The Red Sox have a huge payroll.  Since John Henry took charge (and even before, with the Manny and Pedro additions of the Duquette years), the Red Sox have been one of the very biggest spenders in baseball.  But when Theo Epstein and/or his spending model has been employed, the Red Sox have never gone out and paid for the best of the best.  They typically target the better of the best, and/or the best of the good.  And that is reflected in their payroll – no $20M plus players; seven $10M players.  These seven players aren’t guys like Verlander or A-Rod (of yore).  These are a combination of players from the Sox’ system that have taken the hometown discount and second-tier free agents.  No one of these players could carry a team. Ryan Dempster?  Shane Victonino?  Are you kidding me?  But in concert, this is a huge chunk of the 25-man roster filled with proven, virtually guaranteed, production.

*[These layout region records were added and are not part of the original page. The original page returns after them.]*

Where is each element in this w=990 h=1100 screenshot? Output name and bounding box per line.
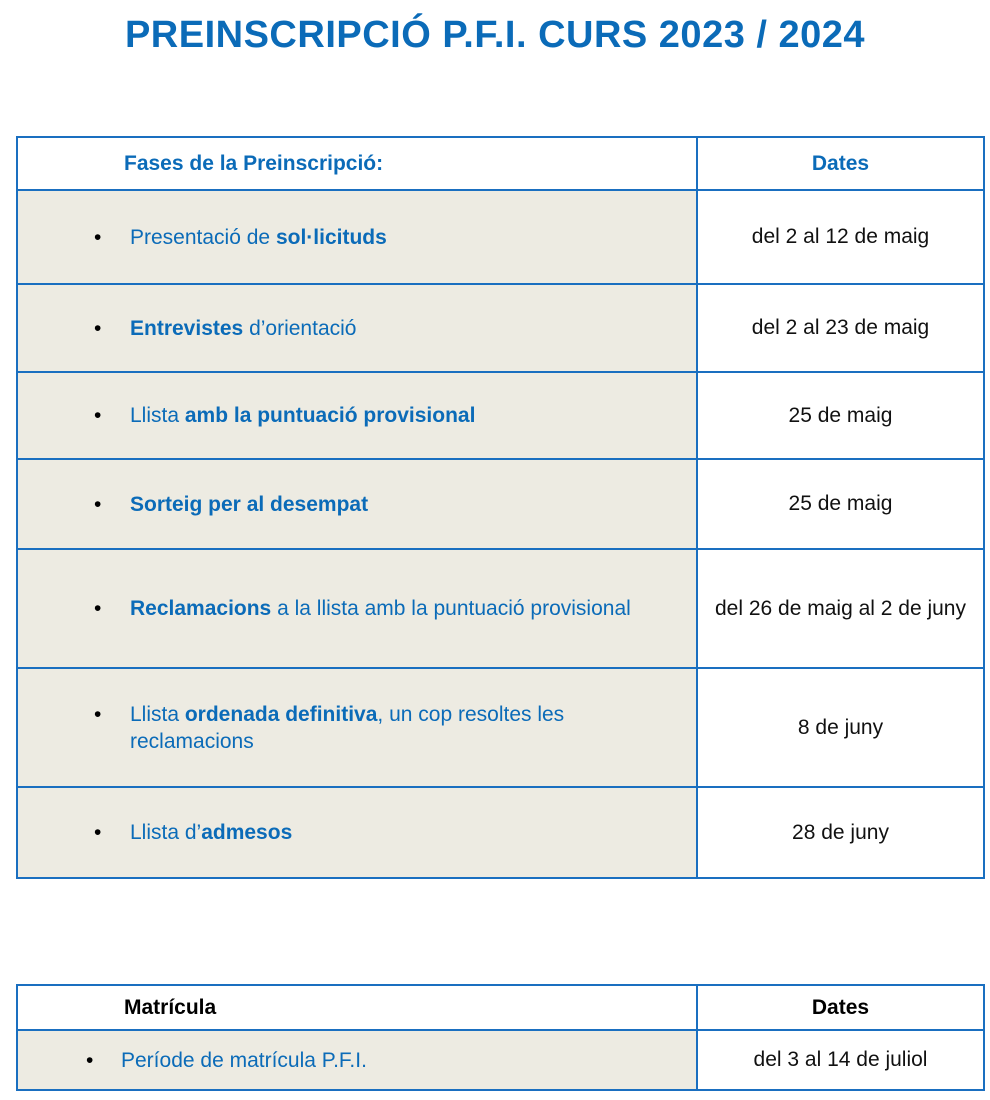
- phase-cell: • Període de matrícula P.F.I.: [17, 1030, 697, 1090]
- bullet-icon: •: [94, 225, 102, 249]
- date-cell: 8 de juny: [697, 668, 984, 787]
- date-cell: 25 de maig: [697, 459, 984, 549]
- phase-cell: • Presentació de sol·licituds: [17, 190, 697, 284]
- phase-cell: • Sorteig per al desempat: [17, 459, 697, 549]
- table-row: [17, 284, 984, 372]
- date-cell: 28 de juny: [697, 787, 984, 878]
- date-cell: del 3 al 14 de juliol: [697, 1030, 984, 1090]
- bullet-icon: •: [94, 821, 102, 844]
- dates-header: Dates: [697, 985, 984, 1030]
- phase-cell: • Reclamacions a la llista amb la puntuació provisional: [17, 549, 697, 668]
- phase-cell: • Entrevistes d’orientació: [17, 284, 697, 372]
- bullet-icon: •: [86, 1048, 94, 1072]
- preinscription-table: [16, 136, 985, 879]
- table-row: [17, 459, 984, 549]
- table-row: [17, 1030, 984, 1090]
- table-row: [17, 372, 984, 459]
- page-title: PREINSCRIPCIÓ P.F.I. CURS 2023 / 2024: [124, 14, 866, 56]
- phase-cell: • Llista d’admesos: [17, 787, 697, 878]
- matricula-header: Matrícula: [17, 985, 697, 1030]
- matricula-table: [16, 984, 985, 1091]
- bullet-icon: •: [94, 702, 102, 726]
- date-cell: 25 de maig: [697, 372, 984, 459]
- date-cell: del 2 al 12 de maig: [697, 190, 984, 284]
- table-header-row: [17, 137, 984, 190]
- bullet-icon: •: [94, 316, 102, 340]
- table-row: [17, 549, 984, 668]
- phase-cell: • Llista ordenada definitiva, un cop resoltes les reclamacions: [17, 668, 697, 787]
- phase-cell: • Llista amb la puntuació provisional: [17, 372, 697, 459]
- bullet-icon: •: [94, 404, 102, 427]
- table-row: [17, 190, 984, 284]
- phases-header: Fases de la Preinscripció:: [17, 137, 697, 190]
- table-header-row: [17, 985, 984, 1030]
- table-row: [17, 787, 984, 878]
- date-cell: del 2 al 23 de maig: [697, 284, 984, 372]
- bullet-icon: •: [94, 597, 102, 620]
- dates-header: Dates: [697, 137, 984, 190]
- date-cell: del 26 de maig al 2 de juny: [697, 549, 984, 668]
- bullet-icon: •: [94, 492, 102, 516]
- table-row: [17, 668, 984, 787]
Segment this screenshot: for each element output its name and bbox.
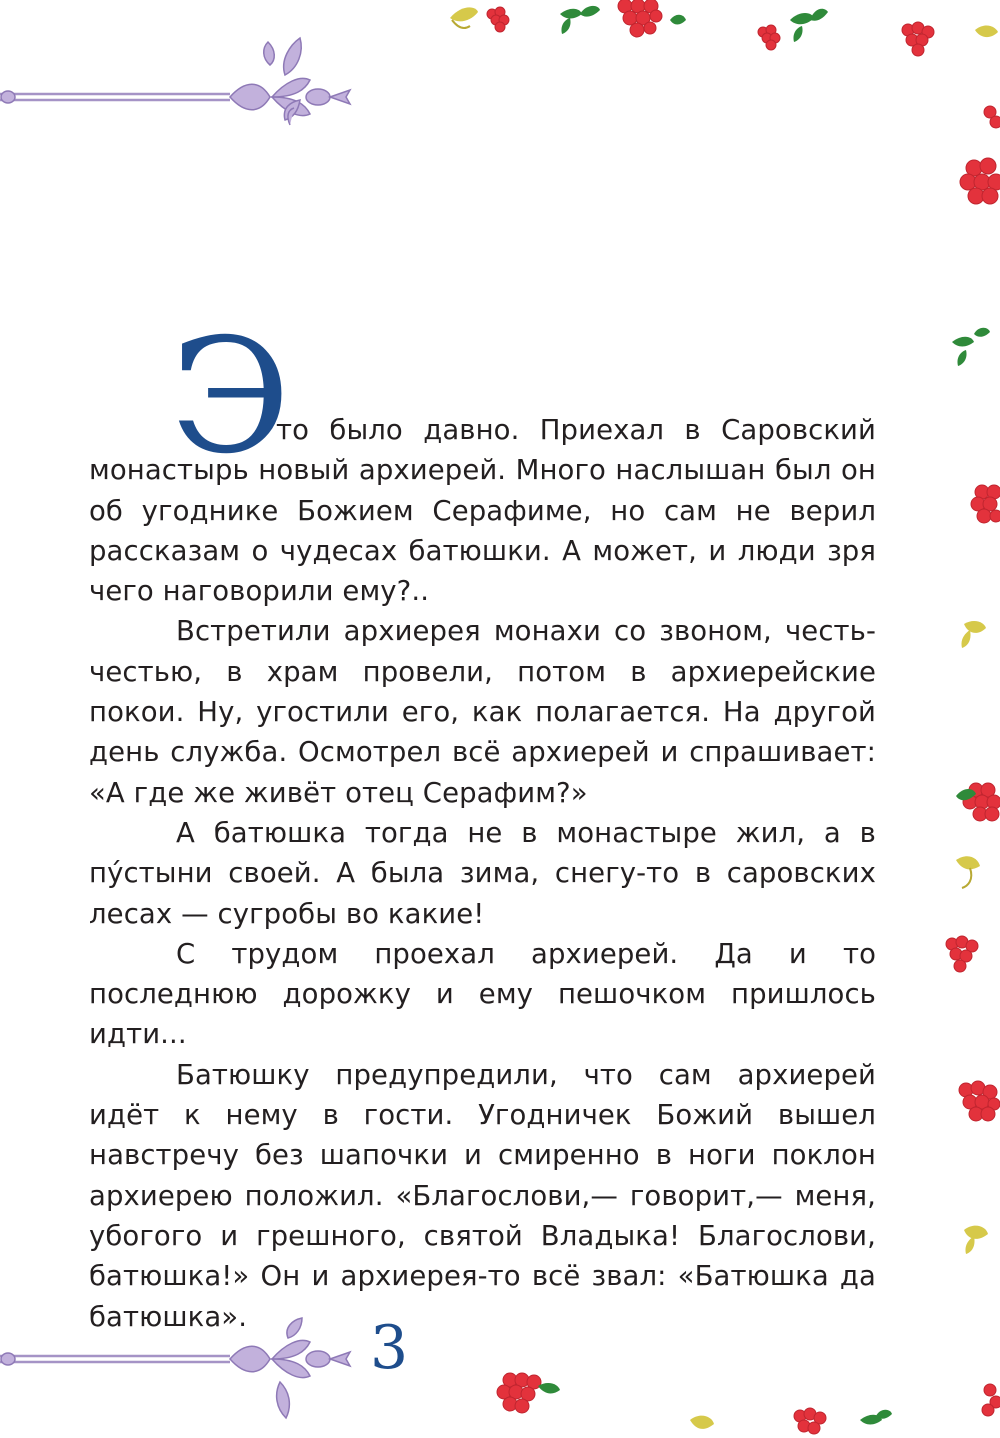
paragraph: С трудом проехал архиерей. Да и то последнюю дорожку и ему пешочком пришлось идти... xyxy=(89,937,876,1051)
raspberry-icon xyxy=(946,936,978,972)
raspberry-icon xyxy=(963,783,1000,821)
top-floral-ornament-icon xyxy=(0,20,360,130)
paragraph: Батюшку предупредили, что сам архиерей идёт к нему в гости. Угодничек Божий вышел навстречу без шапочки и смиренно в ноги поклон архиерею положил. «Благослови,— говорит,— меня, убогого и грешного, святой Владыка! Благослови, батюшка!» Он и архиерея-то всё звал: «Батюшка да батюшка». xyxy=(89,1058,876,1333)
raspberry-icon xyxy=(794,1408,826,1434)
drop-cap: Э xyxy=(170,305,291,489)
raspberry-icon xyxy=(959,1081,1000,1121)
leaf-icon xyxy=(952,328,990,366)
leaf-icon xyxy=(670,15,686,25)
paragraph xyxy=(89,410,876,611)
raspberry-icon xyxy=(618,0,662,37)
raspberry-icon xyxy=(497,1373,541,1413)
first-line: то было давно. Приехал в Саровский xyxy=(276,414,876,446)
leaf-icon xyxy=(560,6,600,34)
paragraph: А батюшка тогда не в монастыре жил, а в пу́стыни своей. А была зима, снегу-то в саровских лесах — сугробы во какие! xyxy=(89,816,876,930)
leaf-icon xyxy=(961,621,986,648)
raspberry-icon xyxy=(902,22,934,56)
leaf-icon xyxy=(790,9,828,42)
leaf-icon xyxy=(956,856,980,888)
page-number: 3 xyxy=(370,1313,409,1383)
leaf-icon xyxy=(975,26,998,38)
right-berry-border-icon xyxy=(940,90,1000,1290)
paragraph-1-text: монастырь новый архиерей. Много наслышан был он об угоднике Божием Серафиме, но сам не верил рассказам о чудесах батюшки. А может, и люди зря чего наговорили ему?.. xyxy=(89,454,876,608)
raspberry-icon xyxy=(487,7,509,32)
raspberry-icon xyxy=(982,1384,1000,1416)
top-berry-border-icon xyxy=(430,0,1000,70)
raspberry-icon xyxy=(960,158,1000,204)
leaf-icon xyxy=(538,1383,560,1393)
leaf-icon xyxy=(690,1416,714,1429)
leaf-icon xyxy=(860,1410,892,1425)
paragraph: Встретили архиерея монахи со звоном, честь-честью, в храм провели, потом в архиерейские покои. Ну, угостили его, как полагается. На другой день служба. Осмотрел всё архиерей и спрашивает: «А где же живёт отец Серафим?» xyxy=(89,615,876,809)
raspberry-icon xyxy=(758,25,780,50)
raspberry-icon xyxy=(984,106,1000,128)
body-text xyxy=(89,410,876,1337)
leaf-icon xyxy=(450,7,478,28)
bottom-berry-border-icon xyxy=(480,1360,1000,1438)
leaf-icon xyxy=(964,1226,988,1254)
raspberry-icon xyxy=(971,485,1000,523)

And here’s the genius of it.  Just as no one player from that list could carry that team; no one injury could sink it either.  And there’s no one player with too, too much financial commitment to hamstring that team at the deadline or in the off-season.  The Dodgers and Tigers cannot say that.  Essentially, they are simply luckier than the other bloated teams (read: Yankees and Angels) in terms of performance and injury.  The Red Sox have more of an insurance policy structured into their roster.

Now by contrast, the Pirates’ largest free-agent paycheck this year added up to $7.5M.  That was for Russell Martin.  Money well spent.  But if you add in the assumed value of the high-salary players like AJ Burnett and Justin Morneau, the Pirates have a virtual payroll that exceeds $100M.  The talent represented not by the fractions that the Pirates are paying, but accounting the full-freight that some other team mistakenly dumped on these players to make them unavailable to the Pirates (and others) in the first place, pushes the Pirates roster to something comparable to the Cardinals.

And that certainly played on the field.  The Pirates took a top-of-the-middle-tier team the full distance in the NLDS.  Could they (should they?) have won it?  Easily.

Neal Huntington’s approach this year seemed to be this: Put together a team in April that (with a few breaks) can compete.  And then, open up all the stops to get high-profile players (regardless of salary) to play for the September push and beyond.  Add to that approach the tried-and-true salary dump deals with the rich and strong draft-and-develop results, and the Pirates should be in the thick of things for years to come.

Does that mean there’s parity or competitive balance in Major League Baseball now? No. Don’t be stupid.  It just means the Pirates have an intelligent and creative front office.